TUNIS: Tunisian police stormed the building of the Deanship of Lawyers on Saturday and arrested Sonia Dahmani, a lawyer known for her fierce criticism of President Kais Saied, and then arrested two journalists who witnessed the confrontation, a journalists’ syndicate said.

Two IFM radio journalists, Mourad Zghidi and Borhen Bsaiss, were arrested, an official in the country’s main journalists’ syndicate told Reuters. The incident was the latest in a series of arrests and investigations targeting activists, journalists and civil society groups critical of Saied and the government. The move reinforces opponents’ fears of an increasingly authoritarian government ahead of presidential elections expected later this year.

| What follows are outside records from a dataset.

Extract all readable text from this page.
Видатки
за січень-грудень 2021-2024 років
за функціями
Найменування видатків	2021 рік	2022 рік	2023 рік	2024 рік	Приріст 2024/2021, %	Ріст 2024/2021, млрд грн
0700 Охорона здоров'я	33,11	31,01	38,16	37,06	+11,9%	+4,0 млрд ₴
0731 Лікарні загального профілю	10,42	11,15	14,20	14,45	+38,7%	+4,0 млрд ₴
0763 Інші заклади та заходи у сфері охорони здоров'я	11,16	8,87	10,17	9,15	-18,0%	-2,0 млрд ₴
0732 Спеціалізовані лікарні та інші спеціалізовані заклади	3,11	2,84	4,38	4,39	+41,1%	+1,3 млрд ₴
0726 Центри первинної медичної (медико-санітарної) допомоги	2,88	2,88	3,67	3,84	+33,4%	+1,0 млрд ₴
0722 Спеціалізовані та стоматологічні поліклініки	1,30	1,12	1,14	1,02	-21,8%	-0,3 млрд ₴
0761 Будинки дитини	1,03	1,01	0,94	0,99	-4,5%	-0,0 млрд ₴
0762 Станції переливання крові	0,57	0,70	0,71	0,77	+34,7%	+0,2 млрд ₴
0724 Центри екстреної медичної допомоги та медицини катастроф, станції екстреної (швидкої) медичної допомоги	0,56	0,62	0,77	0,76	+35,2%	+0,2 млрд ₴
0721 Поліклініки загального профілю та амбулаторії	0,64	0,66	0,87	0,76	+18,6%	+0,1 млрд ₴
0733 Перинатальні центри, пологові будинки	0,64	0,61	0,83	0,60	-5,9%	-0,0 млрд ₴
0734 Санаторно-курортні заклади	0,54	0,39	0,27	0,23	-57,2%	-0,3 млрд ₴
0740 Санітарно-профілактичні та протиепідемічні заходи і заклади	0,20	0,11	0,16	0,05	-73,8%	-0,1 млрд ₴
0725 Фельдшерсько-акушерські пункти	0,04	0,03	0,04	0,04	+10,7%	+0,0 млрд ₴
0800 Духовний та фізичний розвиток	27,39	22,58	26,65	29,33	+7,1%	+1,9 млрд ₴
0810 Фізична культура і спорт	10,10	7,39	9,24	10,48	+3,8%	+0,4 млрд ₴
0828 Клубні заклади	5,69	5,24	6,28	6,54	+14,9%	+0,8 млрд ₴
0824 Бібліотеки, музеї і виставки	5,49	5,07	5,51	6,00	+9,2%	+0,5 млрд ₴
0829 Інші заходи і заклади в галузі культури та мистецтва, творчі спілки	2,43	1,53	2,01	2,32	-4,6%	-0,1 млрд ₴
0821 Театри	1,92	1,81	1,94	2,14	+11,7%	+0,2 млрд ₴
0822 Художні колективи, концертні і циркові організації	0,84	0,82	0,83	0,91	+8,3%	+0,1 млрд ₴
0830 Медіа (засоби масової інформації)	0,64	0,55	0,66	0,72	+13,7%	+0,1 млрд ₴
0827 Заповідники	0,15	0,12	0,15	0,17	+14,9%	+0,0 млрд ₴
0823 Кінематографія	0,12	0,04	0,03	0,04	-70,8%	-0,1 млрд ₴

Dahmani was arrested after she said on a television program this week that Tunisia is a country where life is not pleasant. She was commenting on a speech by Saied, who said there was a conspiracy to push thousands of undocumented migrants from Sub-Saharan countries to stay in Tunisia. Dahmani was called before a judge on Wednesday on suspicion of spreading rumors and attacking public security following her comments, but she asked for postponement of the investigation.

The judge rejected her request. Dozens of lawyers took to the streets in protest on Saturday night, carrying banners reading “Our profession will not kneel” and “We will continue the struggle” Saied came to power in free elections in 2019. Two years later he seized additional powers when he shut down the elected parliament and moved to rule by decree before assuming authority over the judiciary.

Since Tunisia’s 2011 revolution, the country has won more press freedoms and is considered one of the more open media environments in the Arab world. Politicians, journalists and unions, however, say that freedom of the press faces a serious threat under the rule of Saied. The president has rejected the accusations and said he will not become a dictator.